University President May be the First to Publicly Disclose His HIV-Positive Status

University President is Possibly the First to Disclose His HIV-Positive Status Publicly

In 2003, Dr. Raymond E. Crossman was appointed the fifth president of Adler University, a school he describes as “explicitly focused on social justice.” One of only a handful of presidents of academic institutions to come out as gay, Crossman co-founded the organization, LGBTQ Presidents in Higher Education, and he made another milestone this week by publicly disclosing his HIV-positive status. In fact, he may be the first University President to do so. 

In response to Trump’s divisive rhetoric, Crossman penned an essay for Salon.com, which was both eloquent and courageous. Not only does he share that he’s been living with HIV for 30 years, but he compares today’s Trump-era to being in New York City in the 1980s at the height of the AIDS crisis. 

“Up until now, disclosure about my HIV status has been on a need-to-know basis,” Crossman wrote. “Why am I making it public now? Because of the parallels between [the 1980s] and now… It is difficult to explain what 1985 was like for me, when today’s prevailing narrative about the Reagan years and the 1980s is fond nostalgia. Fondly is not how I remember the 1980s. Sickness and death were everywhere around me. I did not get tested when the HIV test became available in 1985, because no treatment was available and because I was scared. But I was sure I had acquired the virus that was revealing itself across my friendship and partner circles.” 

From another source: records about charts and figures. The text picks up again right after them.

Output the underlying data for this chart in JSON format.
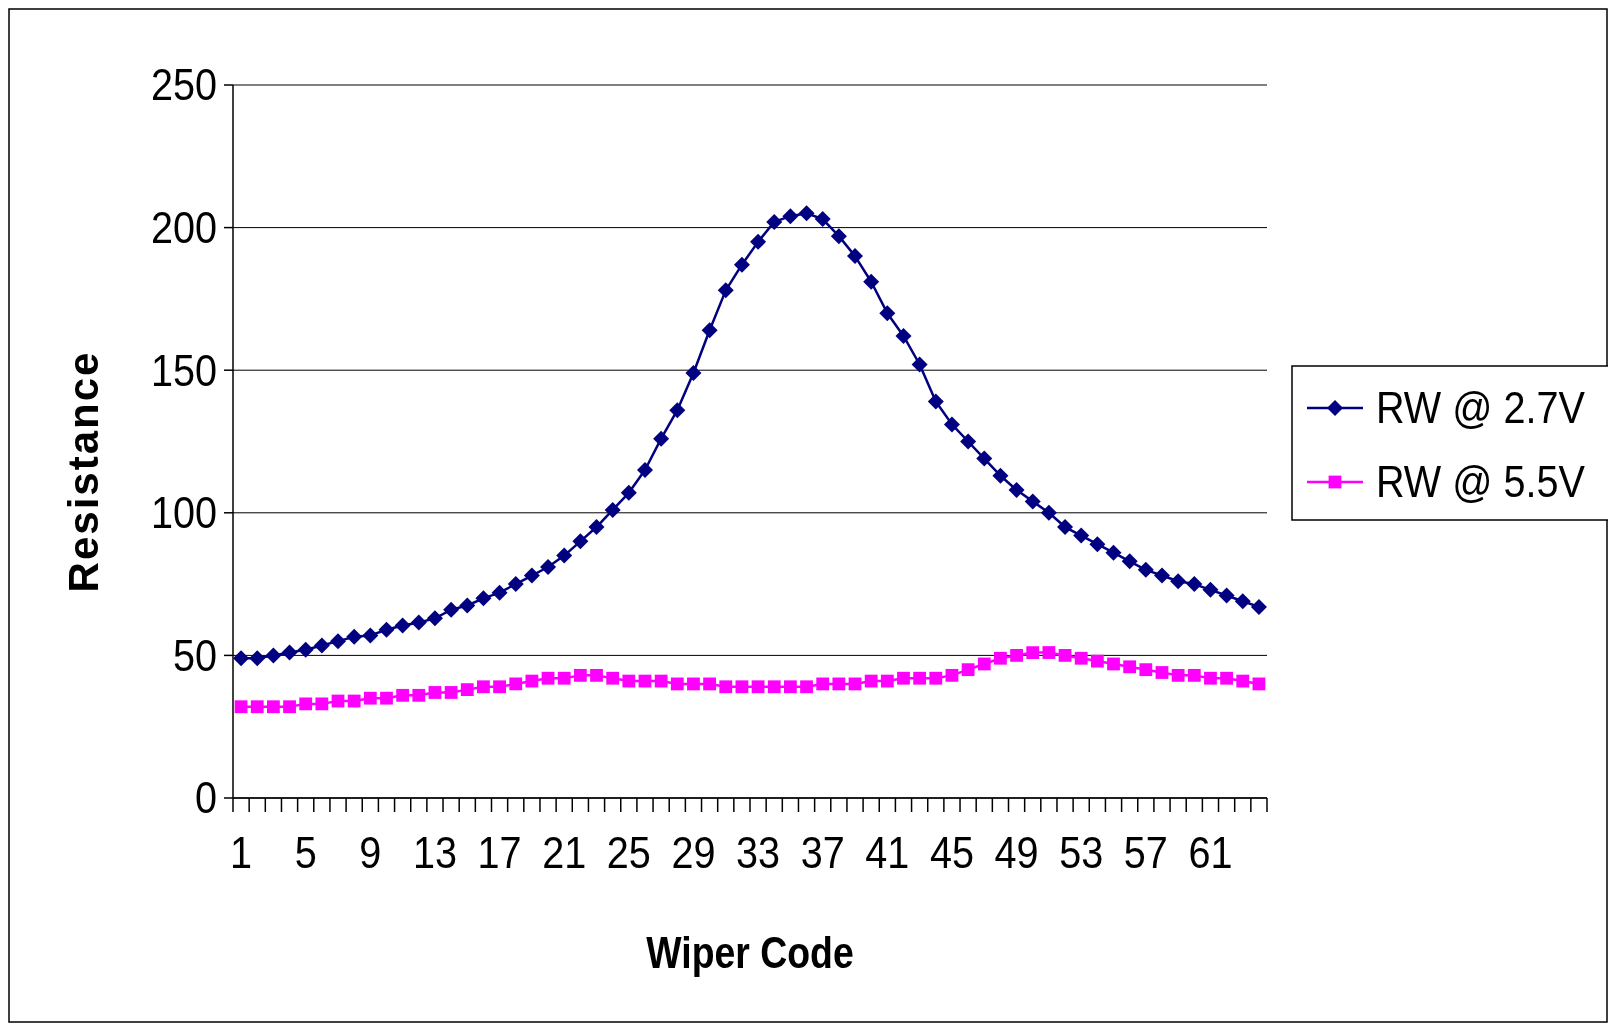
{
  "chart_data": {
    "type": "line",
    "xlabel": "Wiper Code",
    "ylabel": "Resistance",
    "categories": [
      "1",
      null,
      null,
      null,
      "5",
      null,
      null,
      null,
      "9",
      null,
      null,
      null,
      "13",
      null,
      null,
      null,
      "17",
      null,
      null,
      null,
      "21",
      null,
      null,
      null,
      "25",
      null,
      null,
      null,
      "29",
      null,
      null,
      null,
      "33",
      null,
      null,
      null,
      "37",
      null,
      null,
      null,
      "41",
      null,
      null,
      null,
      "45",
      null,
      null,
      null,
      "49",
      null,
      null,
      null,
      "53",
      null,
      null,
      null,
      "57",
      null,
      null,
      null,
      "61",
      null,
      null,
      null
    ],
    "series": [
      {
        "name": "RW @ 2.7V",
        "color": "#000080",
        "marker": "diamond",
        "values": [
          49,
          49,
          50,
          51,
          52,
          53.5,
          55,
          56.5,
          57,
          59,
          60.5,
          61.5,
          63,
          66,
          67.5,
          70,
          72,
          75,
          78,
          81,
          85,
          90,
          95,
          101,
          107,
          115,
          126,
          136,
          149,
          164,
          178,
          187,
          195,
          202,
          204,
          205,
          203,
          197,
          190,
          181,
          170,
          162,
          152,
          139,
          131,
          125,
          119,
          113,
          108,
          104,
          100,
          95,
          92,
          89,
          86,
          83,
          80,
          78,
          76,
          75,
          73,
          71,
          69,
          67
        ]
      },
      {
        "name": "RW @ 5.5V",
        "color": "#ff00ff",
        "marker": "square",
        "values": [
          32,
          32,
          32,
          32,
          33,
          33,
          34,
          34,
          35,
          35,
          36,
          36,
          37,
          37,
          38,
          39,
          39,
          40,
          41,
          42,
          42,
          43,
          43,
          42,
          41,
          41,
          41,
          40,
          40,
          40,
          39,
          39,
          39,
          39,
          39,
          39,
          40,
          40,
          40,
          41,
          41,
          42,
          42,
          42,
          43,
          45,
          47,
          49,
          50,
          51,
          51,
          50,
          49,
          48,
          47,
          46,
          45,
          44,
          43,
          43,
          42,
          42,
          41,
          40
        ]
      }
    ],
    "ylim": [
      0,
      250
    ],
    "yticks": [
      0,
      50,
      100,
      150,
      200,
      250
    ],
    "grid": "y",
    "legend": "right",
    "line_style": "solid"
  }
}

Crossman went on to paint the picture of what it was like being newly diagnosed in the '80s: our government knew there was an epidemic raging through marginalized communities, yet policies reflected indifference and inaction. President Reagan never said a word about AIDS until 1985, after over 5,000 known AIDS death occurred. 

“I was certain — as were many gay men — that few cared if we all died, because we heard those words often and from many,” he continued. “I believed then that dying from AIDS was simply part of being gay. Today, I wonder whether many immigrants — and many people who might look like immigrants — feel now how I felt in the 1980s. I cannot know the contemporary experience of many marginalized groups, but I can imagine that many people — Muslims, women, people living with disabilities, people of color standing up against institutionalized racism, people at the intersection of these and many more identities — feel as abandoned by the state as I felt then.” 

At 20, Crossman expected to be dead within a few years. And he didn’t have a clue as to how he’d be treated, much less where to find an outlet for his grief — that is, until he found wise elders who led him to Gay Men’s Health Crisis and ACT UP, where he began to advocate with other young men who also assumed they were going to die. 

Crossman participated in protests with GMHC and ACT UP, including the "die-ins" where activists lay on the ground, pretending to be dead, in front of federal buildings; and the protests that unceremoniously closed down traffic to draw attention to the growing AIDS crisis. These actions were successful in leading to America's changing response to HIV, and Crossman hopes similar efforts could stop the damage Trump is inflicting on the nation. Disclosing his status now, as a visible force in higher education, is an important move to make. 

“I find myself back in the 1980s as I listen to President Trump. But I’m not a kid,” he said. “I am instead the product of schooling by wise elders and by 30 years of HIV… Students at my university — a university that is explicitly focused on social justice — ask me what to do right now.  Black and brown students ask how to stand up to hate and violence. Queer students ask what it means that the Department of Education [Betsy DeVos] is led by someone who has supported discrimination and conversion therapy.  Students ask how to translate their passions into actions that will matter."

“I realize they think I’m an elder who has answers, and I see they’re more ready than I was in the 1980s,” he proclaimed. “I realize too I have some answers that I’ve learned from the successes and failures of the 1980s – lessons about leadership, strategy and focus of advocacy and political action. I know how to fight for my life and an oppressed community and how to win.” 

Crossman is one of many mentors from that period who can teach the new generation of activists about direct action. Like the miniseries When We Rise, his words are a reminder that the LGBT community—and people living with HIV—have fought similar battles in the past. We can do it again.